The House Ways and Means Committee voted Tuesday evening to make redacted public versions of former President Donald Trump’s federal income tax returns filed while he was running for and serving in the White House.
According to the committee’s chairman, Rep. Richard Neal, D-Mass, it will take “a few days” to remove some sensitive information before releasing Trump’s returns and those of eight affiliated Trump businesses.
The notes from IRS audits of the returns are among the records set for release.
Later Tuesday evening, a 29-page report on Trump’s taxes was released.
The Democratic-controlled committee approved the release of the returns and report by a vote of 24-16. Before the vote, the panel met in an executive session for more than four hours to discuss whether and how the tax returns should be made public.
The committee received the tax records, which cover the years 2015 to 2020, from the Internal Revenue Service last month, following a three-year legal battle over Trump’s objections.
Neal previously stated that the records would be used to assess how the IRS audits the tax returns of sitting presidents each year.
Trump defied decades of political tradition by refusing to release his tax returns as a candidate and president.

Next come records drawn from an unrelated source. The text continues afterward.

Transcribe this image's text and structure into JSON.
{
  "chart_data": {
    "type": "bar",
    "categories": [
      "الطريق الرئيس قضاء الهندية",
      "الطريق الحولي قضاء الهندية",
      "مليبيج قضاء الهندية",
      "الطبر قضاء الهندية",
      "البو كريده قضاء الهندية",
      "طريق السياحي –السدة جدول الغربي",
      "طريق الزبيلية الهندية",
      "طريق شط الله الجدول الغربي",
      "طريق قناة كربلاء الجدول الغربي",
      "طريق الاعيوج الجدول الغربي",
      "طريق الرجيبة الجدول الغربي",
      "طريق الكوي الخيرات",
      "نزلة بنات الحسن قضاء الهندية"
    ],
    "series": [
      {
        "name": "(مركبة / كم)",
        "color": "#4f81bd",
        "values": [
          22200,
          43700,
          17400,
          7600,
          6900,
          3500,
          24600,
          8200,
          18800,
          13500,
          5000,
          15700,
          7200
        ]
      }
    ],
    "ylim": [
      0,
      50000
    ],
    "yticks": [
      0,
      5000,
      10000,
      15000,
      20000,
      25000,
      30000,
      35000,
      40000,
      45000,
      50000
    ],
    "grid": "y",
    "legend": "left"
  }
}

According to the New York Times, the billionaire real estate developer paid only $750 in federal income taxes in 2016, the same amount the following year.

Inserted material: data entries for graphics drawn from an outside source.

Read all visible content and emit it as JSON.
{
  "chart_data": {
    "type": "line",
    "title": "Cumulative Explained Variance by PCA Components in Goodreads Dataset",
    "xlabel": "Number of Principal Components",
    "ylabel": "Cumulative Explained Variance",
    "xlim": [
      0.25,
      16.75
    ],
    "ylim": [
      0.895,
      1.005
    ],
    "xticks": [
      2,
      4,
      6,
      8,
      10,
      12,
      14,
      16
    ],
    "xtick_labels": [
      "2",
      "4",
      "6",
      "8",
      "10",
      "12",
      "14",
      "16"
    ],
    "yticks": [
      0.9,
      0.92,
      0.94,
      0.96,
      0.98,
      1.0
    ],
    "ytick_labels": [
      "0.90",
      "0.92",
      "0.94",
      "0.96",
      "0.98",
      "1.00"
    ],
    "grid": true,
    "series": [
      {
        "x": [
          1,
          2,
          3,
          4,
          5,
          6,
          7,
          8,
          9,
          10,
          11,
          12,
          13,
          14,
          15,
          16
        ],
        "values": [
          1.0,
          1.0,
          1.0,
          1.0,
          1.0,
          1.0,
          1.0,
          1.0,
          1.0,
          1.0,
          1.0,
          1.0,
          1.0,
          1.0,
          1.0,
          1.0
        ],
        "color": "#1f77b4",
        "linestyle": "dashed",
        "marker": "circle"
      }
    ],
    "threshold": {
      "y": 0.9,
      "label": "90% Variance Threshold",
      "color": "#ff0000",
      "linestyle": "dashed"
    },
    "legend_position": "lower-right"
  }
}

After obtaining his tax returns, Trump paid no income tax in 11 of the 18 years examined by the Times.
Tuesday’s vote was the latest in a string of setbacks for Trump, who announced last month that he would run for the Republican presidential nomination.
On Monday, a House committee unanimously voted to refer Trump to the Department of Justice for a criminal investigation and possible prosecution for his efforts to reverse his 2020 election loss to President Joe Biden, which included pressuring then-Vice President Mike Pence to refuse to certify several states’ Electoral College slates.
According to Neal, following Tuesday’s vote, lawmakers will have two days to file supplemental information or objections to the panel’s report on the returns.